There's evidence that divisive cultural issues are losing force. Younger people of all classes and cultural groups are less religious, and more comfortable with gays and with a racially-mixed society. The dramatic rise in public support for gay marriage in just the last decade has shown that prejudice can be vanquished with amazing speed when it is confronted properly. As I've said before, the transformation of attitudes about gays is one of the most stunning cultural victories in US history, and it behooves us to study this success and work out how to apply its lessons to other struggles.

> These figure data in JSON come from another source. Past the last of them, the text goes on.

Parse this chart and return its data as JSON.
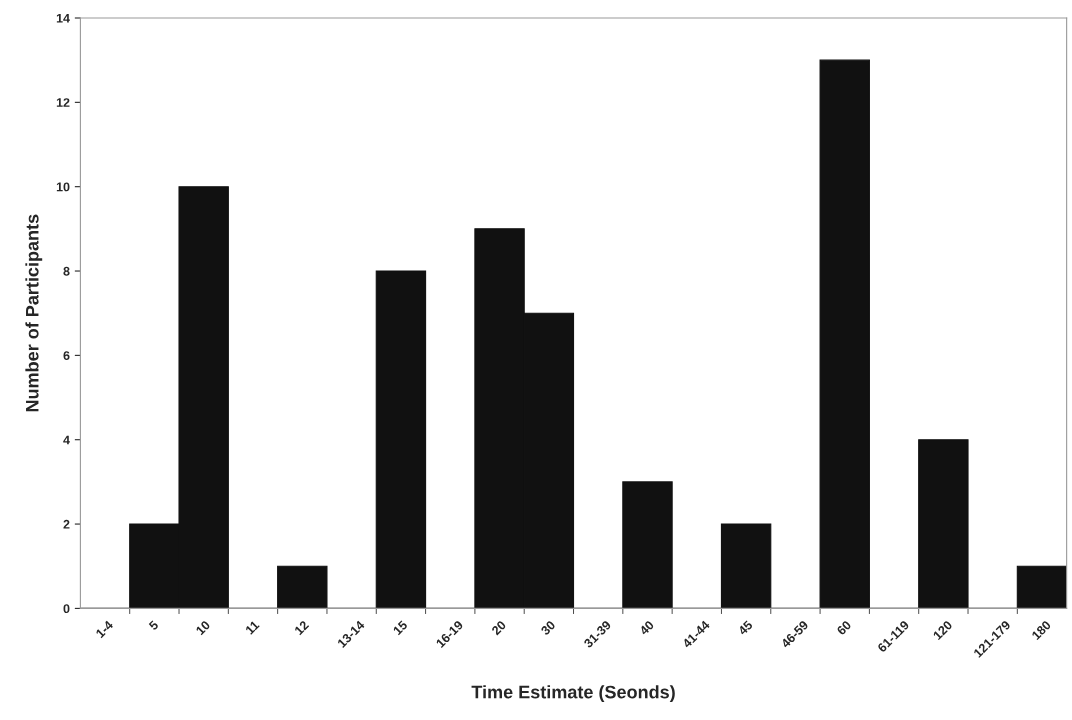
{
  "chart_data": {
    "type": "bar",
    "xlabel": "Time Estimate (Seonds)",
    "ylabel": "Number of Participants",
    "categories": [
      "1-4",
      "5",
      "10",
      "11",
      "12",
      "13-14",
      "15",
      "16-19",
      "20",
      "30",
      "31-39",
      "40",
      "41-44",
      "45",
      "46-59",
      "60",
      "61-119",
      "120",
      "121-179",
      "180"
    ],
    "values": [
      0,
      2,
      10,
      0,
      1,
      0,
      8,
      0,
      9,
      7,
      0,
      3,
      0,
      2,
      0,
      13,
      0,
      4,
      0,
      1
    ],
    "color": "#111111",
    "ylim": [
      0,
      14
    ],
    "yticks": [
      0,
      2,
      4,
      6,
      8,
      10,
      12,
      14
    ],
    "grid": false,
    "legend": false
  }
}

And Democrats too need to show that they are on the right side economically. In reality, they already are in many areas, at least in contrast with the Republicans -- Obamacare, raising the minimum wage, defending Social Security and unemployment benefits, etc. But it would be useful, for this election, to zero in on one of the current issues which Trump is exploiting to pull Republican voters away from their leaders. What I have in mind is
the TPP. Both of our Presidential candidates oppose it;
Hillary needs to do with the same force and fervor that Bernie is already showing. If the Republican establishment manages to squelch Trump and foist a conventional nominee like Rubio or Jeb on the party, the spectacle of that nominee spouting the same tired old rationalizations for free-trade agreements, while the Democrat vows to kill the TPP, could well peel off a lot of Trump supporters.
They realize the Republicans aren't in their corner. We have to show that we
are. We can't compromise on racism, gay rights, or separation of church and state, but on economics we can appeal to them just by doing the kinds of things we damn well should have been doing all along.
And if Trump is the nominee, as he likely will be? Well,
there are plenty of ways to attack him and he has a tremendous potential to self-destruct, but there is still value in the economic-populist appeal. The Democratic base, too, harbors many who are rightly exasperated at how cozy the Democratic establishment is with Wall Street. Much of Bernie's appeal comes from tapping into this. If Hillary is running against Trump and she remains too aloof from economic populism, there's a risk that Trump could peel off some number of Democratic voters. Only by showing that we are listening, and will act on what we hear, can we neutralize that danger.
At the same time, we need to remember that
elections are won in the center. The forces which both Trump and Bernie are appealing to are fervent, but they're in the minority; each man is supported by about a third of his party's base. Neither would be likely to win a general election against a more mainstream candidate of the other party. The moderate majority will reject anything that sounds revolutionary,
because it sounds revolutionary. The trick is to address the just grievances driving economic populism without sounding like you want to blow everything up and start over. The people who want the latter make a lot of noise, but they aren't as numerous as they think.
If we can exploit the divisions Trump has brought to the surface, and show enough discontented Republicans where their real economic interests lie, the reward could be the permanent crippling of conservatism in the US. It will be well worth it.